C.D. Warner, et al., comp. The Library of the World’s Best Literature.
An Anthology in Thirty Volumes. 1917.
In what Manner Republics Provide for their Safety
By Montesquieu (16891755)
I
To this twofold inconveniency democracies and aristocracies are equally liable, whether they be good or bad. The evil is in the very thing itself, and no form can redress it.
It is therefore very probable that mankind would have been, at length, obliged to live constantly under the government of a single person, had they not contrived a kind of constitution that has all the internal advantages of a republican, together with the external force of a monarchical government. I mean a confederate republic.
This form of government is a convention, by which several petty States agree to become members of a larger one which they intend to establish. It is a kind of assemblage of societies that constitute a new one, capable of increasing by means of further associations, till they arrive at such a degree of power as to be able to provide for the security of the whole body.
It was these associations that so long ago contributed to the prosperity of Greece. By these the Romans attacked the whole globe; and by these alone the whole globe withstood them. For when Rome had attained her highest pitch of grandeur, it was the associations beyond the Danube and the Rhine,—associations formed by the terror of her arms,—that enabled the barbarians to resist her. From hence it proceeds that Holland, Germany, and the Swiss Cantons are considered in Europe as perpetual republics.
The associations of cities were formerly more necessary than in our times.
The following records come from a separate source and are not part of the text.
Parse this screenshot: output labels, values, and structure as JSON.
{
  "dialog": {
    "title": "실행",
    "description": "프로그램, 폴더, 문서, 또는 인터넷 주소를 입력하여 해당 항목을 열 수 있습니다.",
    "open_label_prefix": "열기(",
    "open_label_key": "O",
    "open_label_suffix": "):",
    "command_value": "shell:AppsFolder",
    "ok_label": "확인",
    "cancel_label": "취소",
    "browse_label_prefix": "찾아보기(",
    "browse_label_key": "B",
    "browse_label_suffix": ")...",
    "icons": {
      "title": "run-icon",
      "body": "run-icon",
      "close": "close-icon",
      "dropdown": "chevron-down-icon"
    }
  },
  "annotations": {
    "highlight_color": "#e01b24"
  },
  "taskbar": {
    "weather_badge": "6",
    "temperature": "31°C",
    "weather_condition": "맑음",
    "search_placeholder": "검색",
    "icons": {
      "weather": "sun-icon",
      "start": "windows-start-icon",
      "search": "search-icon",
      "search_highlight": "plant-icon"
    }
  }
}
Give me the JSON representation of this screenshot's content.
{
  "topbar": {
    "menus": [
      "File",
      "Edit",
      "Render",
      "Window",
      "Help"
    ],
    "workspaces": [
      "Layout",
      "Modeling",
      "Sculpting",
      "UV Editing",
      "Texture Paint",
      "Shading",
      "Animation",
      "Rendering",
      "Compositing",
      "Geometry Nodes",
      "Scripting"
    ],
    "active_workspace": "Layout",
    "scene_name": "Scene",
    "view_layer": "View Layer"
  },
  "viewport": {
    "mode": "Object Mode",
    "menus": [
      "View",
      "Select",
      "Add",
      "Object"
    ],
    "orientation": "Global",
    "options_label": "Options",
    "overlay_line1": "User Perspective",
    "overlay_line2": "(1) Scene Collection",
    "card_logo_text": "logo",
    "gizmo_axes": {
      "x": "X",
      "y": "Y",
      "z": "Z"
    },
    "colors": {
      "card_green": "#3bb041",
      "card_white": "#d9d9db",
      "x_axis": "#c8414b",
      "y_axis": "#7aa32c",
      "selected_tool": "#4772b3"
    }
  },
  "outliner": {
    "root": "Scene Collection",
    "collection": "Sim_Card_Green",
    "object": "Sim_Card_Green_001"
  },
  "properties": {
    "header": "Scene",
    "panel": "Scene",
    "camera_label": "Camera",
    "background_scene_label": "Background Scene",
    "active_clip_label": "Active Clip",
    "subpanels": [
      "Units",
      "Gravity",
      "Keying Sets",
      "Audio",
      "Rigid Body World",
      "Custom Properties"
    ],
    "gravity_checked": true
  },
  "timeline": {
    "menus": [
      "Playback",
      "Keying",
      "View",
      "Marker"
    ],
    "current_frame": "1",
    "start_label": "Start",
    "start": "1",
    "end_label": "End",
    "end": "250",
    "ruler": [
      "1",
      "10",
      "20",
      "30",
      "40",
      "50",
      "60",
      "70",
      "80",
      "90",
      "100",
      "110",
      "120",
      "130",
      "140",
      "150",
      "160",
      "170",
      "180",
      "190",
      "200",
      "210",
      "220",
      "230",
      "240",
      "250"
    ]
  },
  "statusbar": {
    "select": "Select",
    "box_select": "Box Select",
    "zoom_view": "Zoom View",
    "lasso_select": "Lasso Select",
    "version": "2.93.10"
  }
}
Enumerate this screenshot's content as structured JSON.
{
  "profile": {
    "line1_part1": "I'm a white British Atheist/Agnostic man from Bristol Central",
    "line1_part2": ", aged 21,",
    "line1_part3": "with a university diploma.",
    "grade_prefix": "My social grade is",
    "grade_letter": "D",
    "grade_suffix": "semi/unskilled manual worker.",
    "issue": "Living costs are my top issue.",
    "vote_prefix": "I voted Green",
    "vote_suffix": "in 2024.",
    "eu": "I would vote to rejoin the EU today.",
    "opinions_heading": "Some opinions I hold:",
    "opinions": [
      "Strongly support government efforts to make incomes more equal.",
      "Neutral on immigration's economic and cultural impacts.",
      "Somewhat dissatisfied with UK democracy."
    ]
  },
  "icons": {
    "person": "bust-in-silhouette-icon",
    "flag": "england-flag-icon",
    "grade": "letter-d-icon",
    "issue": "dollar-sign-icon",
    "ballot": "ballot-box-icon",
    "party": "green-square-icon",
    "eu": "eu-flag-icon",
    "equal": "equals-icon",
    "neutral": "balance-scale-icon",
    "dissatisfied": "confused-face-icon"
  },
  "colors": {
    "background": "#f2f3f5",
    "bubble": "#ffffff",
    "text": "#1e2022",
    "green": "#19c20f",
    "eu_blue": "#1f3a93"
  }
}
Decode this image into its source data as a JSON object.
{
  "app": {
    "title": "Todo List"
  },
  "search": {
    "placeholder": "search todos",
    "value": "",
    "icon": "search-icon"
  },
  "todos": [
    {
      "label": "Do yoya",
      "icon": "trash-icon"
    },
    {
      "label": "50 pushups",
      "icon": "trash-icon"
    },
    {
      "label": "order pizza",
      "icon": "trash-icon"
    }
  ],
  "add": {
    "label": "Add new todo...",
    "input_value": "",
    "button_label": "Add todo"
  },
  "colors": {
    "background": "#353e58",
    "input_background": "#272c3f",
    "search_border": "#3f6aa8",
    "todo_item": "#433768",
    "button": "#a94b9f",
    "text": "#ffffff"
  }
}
A weak defenseless town was exposed to greater danger. By conquest, it was deprived not only of the executive and legislative power, as at present, but moreover of all human rights.
A republic of this kind, able to withstand an external force, may support itself without any internal corruption; the form of this society prevents all manner of inconveniences.
If a single member should attempt to usurp the supreme power, he could not be supposed to have an equal authority and credit in all the confederate States. Were he to have too great an influence over one, this would alarm the rest; were he to subdue a part, that which would still remain free might oppose him with forces independent of those which he had usurped, and overpower him before he could be settled in his usurpation.
Should a popular insurrection happen in one of the confederate States, the others are able to quell it. Should abuses creep into one part, they are reformed by those that remain sound. The State may be destroyed on one side and not on the other; the confederacy may be dissolved, and the confederates preserve their sovereignty.
As this government is composed of petty republics, it enjoys the internal happiness of each; and with regard to its external situation, by means of the association it possesses all the advantages of large monarchies.